I cannot imagine that Tubbs' sentence will bring the victim the peace she hoped for. While I know that maybe there was no sentence that would have brought that relief, this outcome feels like another violation. I'm guessing Gascón knows that, and knows he's responsible for failing to deliver justice on behalf of this teenager.

And though I do not think well of Tubbs, who displayed a disturbing lack of remorse in the jailhouse calls, the sentence does not serve her, either. If progressive reforms are meant to provide healing and help for perpetrators as well as victims, then this sentence is a double failure. Tubbs is not going to receive the deep, meaningful treatment that is essential to prevent future sex offenses. Even if she serves her whole two-year term, which would be unusual, she will likely remain in a facility with little expertise in helping people like herself.
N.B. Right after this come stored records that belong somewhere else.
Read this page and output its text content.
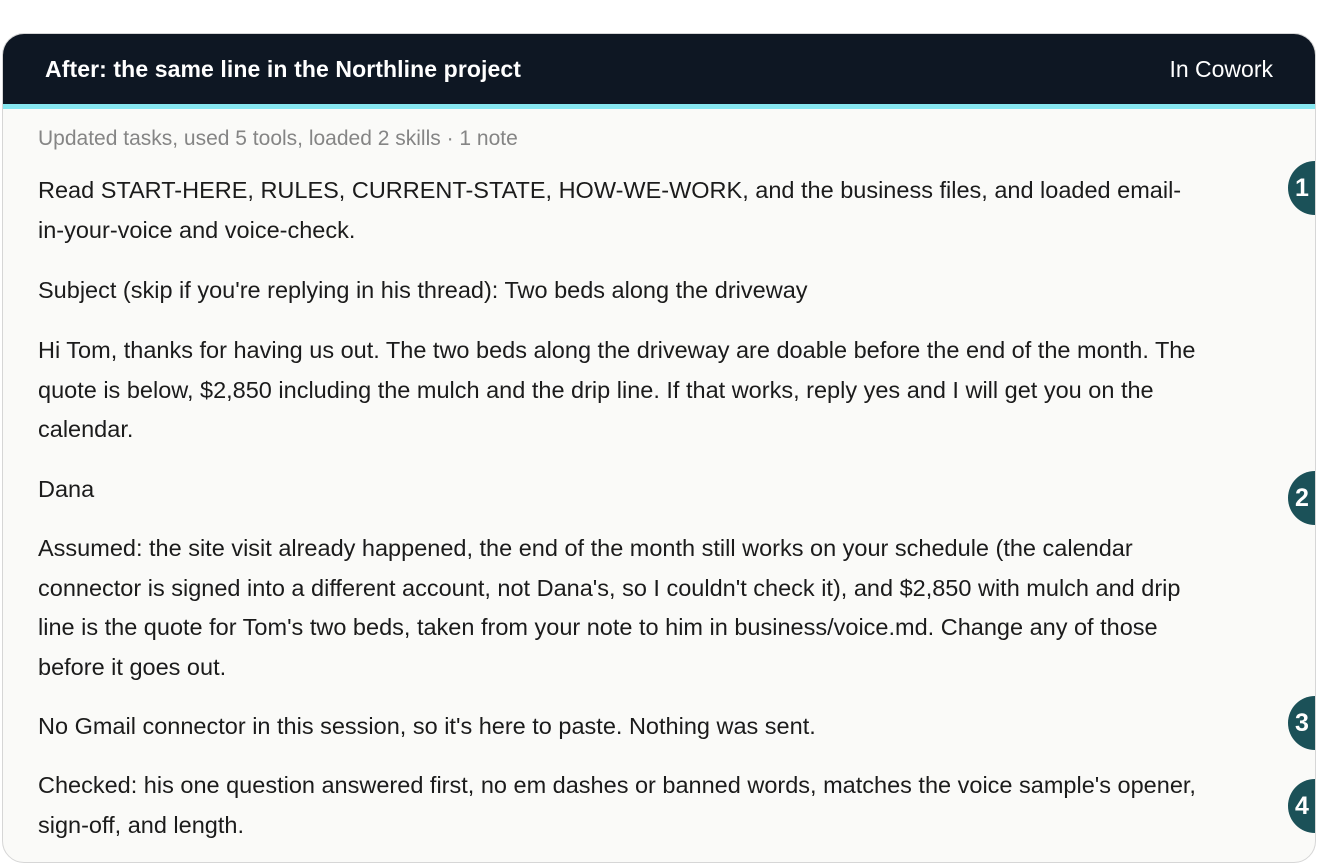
After: the same line in the Northline project	In Cowork
Updated tasks, used 5 tools, loaded 2 skills · 1 note

Read START-HERE, RULES, CURRENT-STATE, HOW-WE-WORK, and the business files, and loaded email-in-your-voice and voice-check.

Subject (skip if you're replying in his thread): Two beds along the driveway

Hi Tom, thanks for having us out. The two beds along the driveway are doable before the end of the month. The quote is below, $2,850 including the mulch and the drip line. If that works, reply yes and I will get you on the calendar.

Dana

Assumed: the site visit already happened, the end of the month still works on your schedule (the calendar connector is signed into a different account, not Dana's, so I couldn't check it), and $2,850 with mulch and drip line is the quote for Tom's two beds, taken from your note to him in business/voice.md. Change any of those before it goes out.

No Gmail connector in this session, so it's here to paste. Nothing was sent.

Checked: his one question answered first, no em dashes or banned words, matches the voice sample's opener, sign-off, and length.

1
2
3
4
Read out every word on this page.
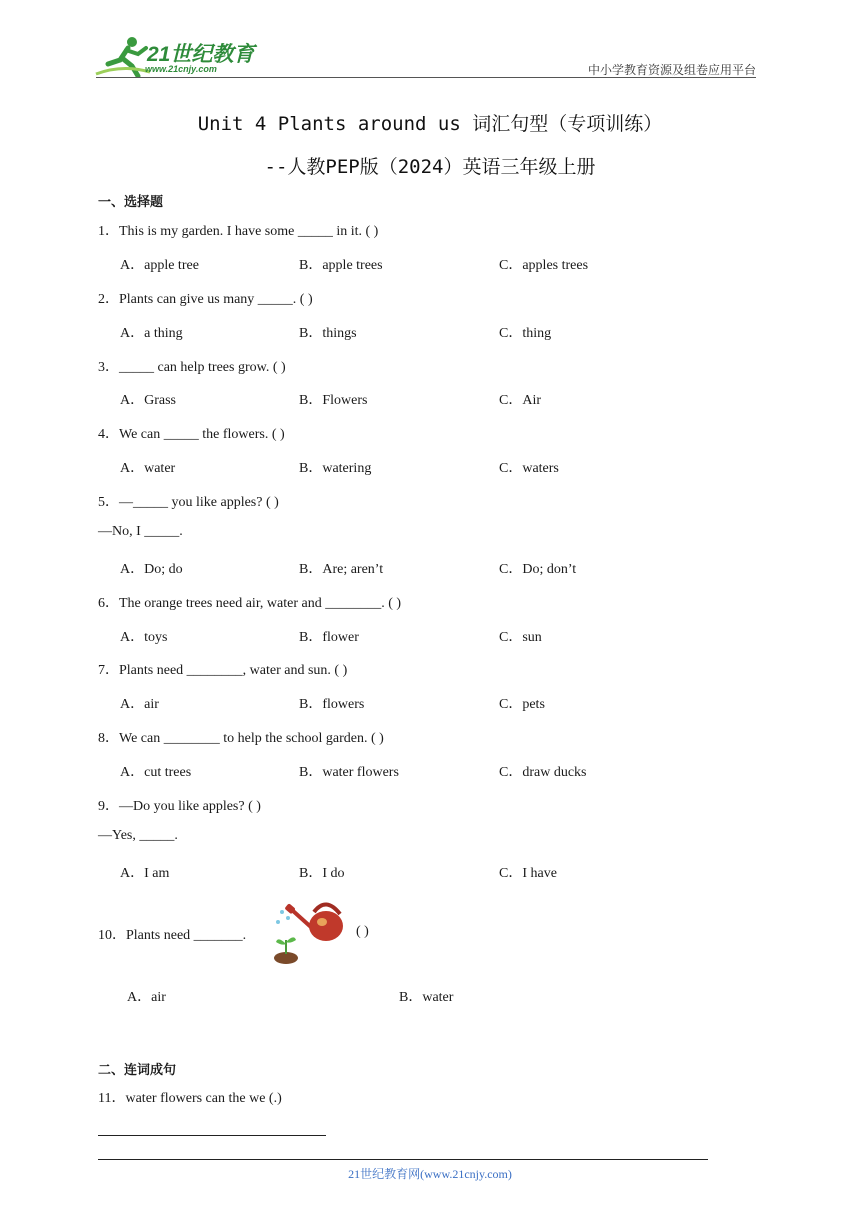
21世纪教育
www.21cnjy.com	中小学教育资源及组卷应用平台
Unit 4 Plants around us 词汇句型（专项训练）
--人教PEP版（2024）英语三年级上册
一、选择题
1．This is my garden. I have some _____ in it. ( )
A．apple tree	B．apple trees	C．apples trees
2．Plants can give us many _____. ( )
A．a thing	B．things	C．thing
3．_____ can help trees grow. ( )
A．Grass	B．Flowers	C．Air
4．We can _____ the flowers. ( )
A．water	B．watering	C．waters
5．—_____ you like apples? ( )
—No, I _____.
A．Do; do	B．Are; aren’t	C．Do; don’t
6．The orange trees need air, water and ________. ( )
A．toys	B．flower	C．sun
7．Plants need ________, water and sun. ( )
A．air	B．flowers	C．pets
8．We can ________ to help the school garden. ( )
A．cut trees	B．water flowers	C．draw ducks
9．—Do you like apples? ( )
—Yes, _____.
A．I am	B．I do	C．I have
10．Plants need _______.	( )
A．air	B．water
二、连词成句
11．water flowers can the we (.)
21世纪教育网(www.21cnjy.com)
Beyond the mess of this case, it's now on Gascón to figure out how to keep Hannah Tubbs from being synonymous with a failure of the progressive re-imagining of the justice system that brought him into office. The only way to do that is to own Tubbs as a personal defeat — the result of a lack of attention to the details of Tubbs' past, a genuine management problem in his ranks, and an acknowledgement that, as his critics have long claimed, blanket policies don't work — even when they're well-intentioned.

Heavy is the head, as they say. But Hannah Tubbs' victim will never receive the justice she deserves, and can only be left with more mistrust.

She should at least receive an apology, and the rest of us an assurance that this isn't where Gascón meant to take us when L.A. County voters elected him to fix the system.